Lodo Filho e sua esposa, Maria Cláudia, juntamente com o representante da CAOA, Oliveira Andrade, por intermédio de Assarito Bonifácio, associaram-se para, de modo estável, duradouro e permanente praticar atos fraudulentos, por meio de sucessivas cessões de direitos reais, especificamente a transferência da propriedade de imóveis (um Haras em São Roque avaliado em R$ 62 milhões e propriedades em Ibiúna) do casal à empresa CAOA, após a decretação da intervenção, pelo BACEN, junto ao Banco BVA S/A.

 

Na ação, o promotor salientou: “Os aludidos fatos jurídicos demonstram o fim especial dos denunciados de causarem prejuízos aos credores, e, consequentemente, beneficiarem-se dos ilícitos praticados.
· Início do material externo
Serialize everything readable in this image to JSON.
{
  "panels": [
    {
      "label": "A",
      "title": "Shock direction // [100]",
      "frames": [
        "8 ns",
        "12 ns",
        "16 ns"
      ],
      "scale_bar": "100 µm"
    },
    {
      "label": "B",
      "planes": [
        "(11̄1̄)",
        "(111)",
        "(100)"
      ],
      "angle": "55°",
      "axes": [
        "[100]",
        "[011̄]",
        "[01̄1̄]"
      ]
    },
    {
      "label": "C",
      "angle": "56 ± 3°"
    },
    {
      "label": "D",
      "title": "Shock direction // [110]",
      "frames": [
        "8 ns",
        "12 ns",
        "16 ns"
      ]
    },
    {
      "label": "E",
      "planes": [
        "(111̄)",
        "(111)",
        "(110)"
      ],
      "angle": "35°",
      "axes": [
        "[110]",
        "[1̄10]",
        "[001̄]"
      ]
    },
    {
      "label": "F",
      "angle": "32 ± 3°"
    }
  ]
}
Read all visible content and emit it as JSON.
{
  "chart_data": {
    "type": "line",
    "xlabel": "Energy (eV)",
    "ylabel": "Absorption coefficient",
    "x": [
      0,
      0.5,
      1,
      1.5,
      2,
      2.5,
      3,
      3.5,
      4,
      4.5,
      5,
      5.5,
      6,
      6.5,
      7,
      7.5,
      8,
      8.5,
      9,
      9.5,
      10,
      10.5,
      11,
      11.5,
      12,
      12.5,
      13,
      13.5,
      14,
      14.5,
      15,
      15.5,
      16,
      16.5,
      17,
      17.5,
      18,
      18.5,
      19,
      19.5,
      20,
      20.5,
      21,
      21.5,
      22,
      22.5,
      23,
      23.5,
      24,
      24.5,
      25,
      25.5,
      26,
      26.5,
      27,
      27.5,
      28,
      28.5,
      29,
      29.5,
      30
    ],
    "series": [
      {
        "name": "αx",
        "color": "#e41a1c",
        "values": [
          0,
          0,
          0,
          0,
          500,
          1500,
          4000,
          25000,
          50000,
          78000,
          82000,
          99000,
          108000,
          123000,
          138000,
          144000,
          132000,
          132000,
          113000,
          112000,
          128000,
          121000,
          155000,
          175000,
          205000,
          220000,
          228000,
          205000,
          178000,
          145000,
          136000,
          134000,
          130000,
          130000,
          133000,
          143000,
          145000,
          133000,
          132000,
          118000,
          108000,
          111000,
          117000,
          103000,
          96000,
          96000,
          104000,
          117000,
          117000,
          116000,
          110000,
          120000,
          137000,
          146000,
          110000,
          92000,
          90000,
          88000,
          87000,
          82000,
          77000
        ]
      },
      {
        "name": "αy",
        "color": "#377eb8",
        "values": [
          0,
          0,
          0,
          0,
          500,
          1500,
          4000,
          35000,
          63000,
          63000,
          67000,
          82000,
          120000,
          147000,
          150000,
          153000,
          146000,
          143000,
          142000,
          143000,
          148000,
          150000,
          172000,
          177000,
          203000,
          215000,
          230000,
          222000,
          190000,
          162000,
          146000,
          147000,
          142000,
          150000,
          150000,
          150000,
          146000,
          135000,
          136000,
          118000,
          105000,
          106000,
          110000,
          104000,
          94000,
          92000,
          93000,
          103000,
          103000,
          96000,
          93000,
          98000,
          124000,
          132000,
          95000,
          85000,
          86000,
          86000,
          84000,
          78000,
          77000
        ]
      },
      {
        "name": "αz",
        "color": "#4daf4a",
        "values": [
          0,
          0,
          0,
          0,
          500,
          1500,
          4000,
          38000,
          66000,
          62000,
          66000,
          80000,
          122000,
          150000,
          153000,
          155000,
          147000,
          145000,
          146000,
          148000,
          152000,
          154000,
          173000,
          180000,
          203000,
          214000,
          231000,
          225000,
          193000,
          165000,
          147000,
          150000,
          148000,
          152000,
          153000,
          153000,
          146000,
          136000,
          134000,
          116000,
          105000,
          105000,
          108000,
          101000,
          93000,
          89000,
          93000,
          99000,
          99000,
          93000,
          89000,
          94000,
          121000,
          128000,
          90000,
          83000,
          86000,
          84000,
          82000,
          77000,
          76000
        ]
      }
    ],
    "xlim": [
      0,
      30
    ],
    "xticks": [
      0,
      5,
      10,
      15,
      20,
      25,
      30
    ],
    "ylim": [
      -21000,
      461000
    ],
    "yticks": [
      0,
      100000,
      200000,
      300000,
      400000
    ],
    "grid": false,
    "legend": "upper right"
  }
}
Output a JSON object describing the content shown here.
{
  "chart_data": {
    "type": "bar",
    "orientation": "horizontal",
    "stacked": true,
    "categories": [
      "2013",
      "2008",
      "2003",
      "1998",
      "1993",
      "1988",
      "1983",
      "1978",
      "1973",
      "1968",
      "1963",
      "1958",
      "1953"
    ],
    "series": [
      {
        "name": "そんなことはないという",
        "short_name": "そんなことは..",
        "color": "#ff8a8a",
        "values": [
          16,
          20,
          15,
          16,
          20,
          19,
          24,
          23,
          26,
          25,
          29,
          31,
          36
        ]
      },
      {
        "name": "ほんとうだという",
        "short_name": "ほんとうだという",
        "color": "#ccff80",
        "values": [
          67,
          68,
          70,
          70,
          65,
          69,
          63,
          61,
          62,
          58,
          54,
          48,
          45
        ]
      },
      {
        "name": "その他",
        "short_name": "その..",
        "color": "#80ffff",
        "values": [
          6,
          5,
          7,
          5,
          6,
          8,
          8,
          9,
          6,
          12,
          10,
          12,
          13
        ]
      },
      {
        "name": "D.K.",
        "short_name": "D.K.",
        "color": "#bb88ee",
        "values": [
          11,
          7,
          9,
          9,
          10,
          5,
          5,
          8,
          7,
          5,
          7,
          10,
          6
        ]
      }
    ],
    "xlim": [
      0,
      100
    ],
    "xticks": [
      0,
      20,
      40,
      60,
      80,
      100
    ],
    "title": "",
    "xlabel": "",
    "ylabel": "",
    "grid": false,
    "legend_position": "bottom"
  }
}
Resta claro o fim especial do grupo CAOA beneficiar-se de modo indevido, não se restringindo o ilícito ao mero favorecimento de credores, tendo em vista que o valor global das garantias constituídas chegou ao montante de R4 1 bilhão, quantia muito superior à devida pelo banco garantidor ao grupo CAOA.”

 

Na mesma data, em separado, o promotor também ofereceu denúncia criminal contra os cinco réus pedindo que a Justiça proíba os denunciados de ausentarem-se do país, com a obrigação imediata da entrega do passaporte, no prazo de 48 horas, improrrogável. Na denúncia, Pereira destaca que “os delitos apurados e imputados aos denunciados são graves, envolvendo agentes com atuação ativa dentro de instituições relevantes para o Sistema Financeiro Nacional, com enorme prejuízo aos credores.”

 

“Cabe acrescer que a reunião de agentes de forma ordenada para a obtenção de vantagens indevidas em prejuízo de toda uma relevante parcela de credores, e, consequente, prejuízo ao Sistema Financeiro Nacional, bem como cifras que ultrapassam milhões de reais, mostra que a conduta é extremamente censurável e merece intervenção acautelatória com o fim de assegurar o resultado final do processo, qual seja, o cumprimento da pena,” escreveu o promotor.  Por esses motivos, Pereira também pede à Justiça que determine o comparecimento periódico em juízo dos denunciados para informar as atividades exercidas pelos cinco. Ele solicita ainda que eles sejam impedidos do exercício do comércio pelo prazo de cinco anos por causa das fraudes comerciais cometidas.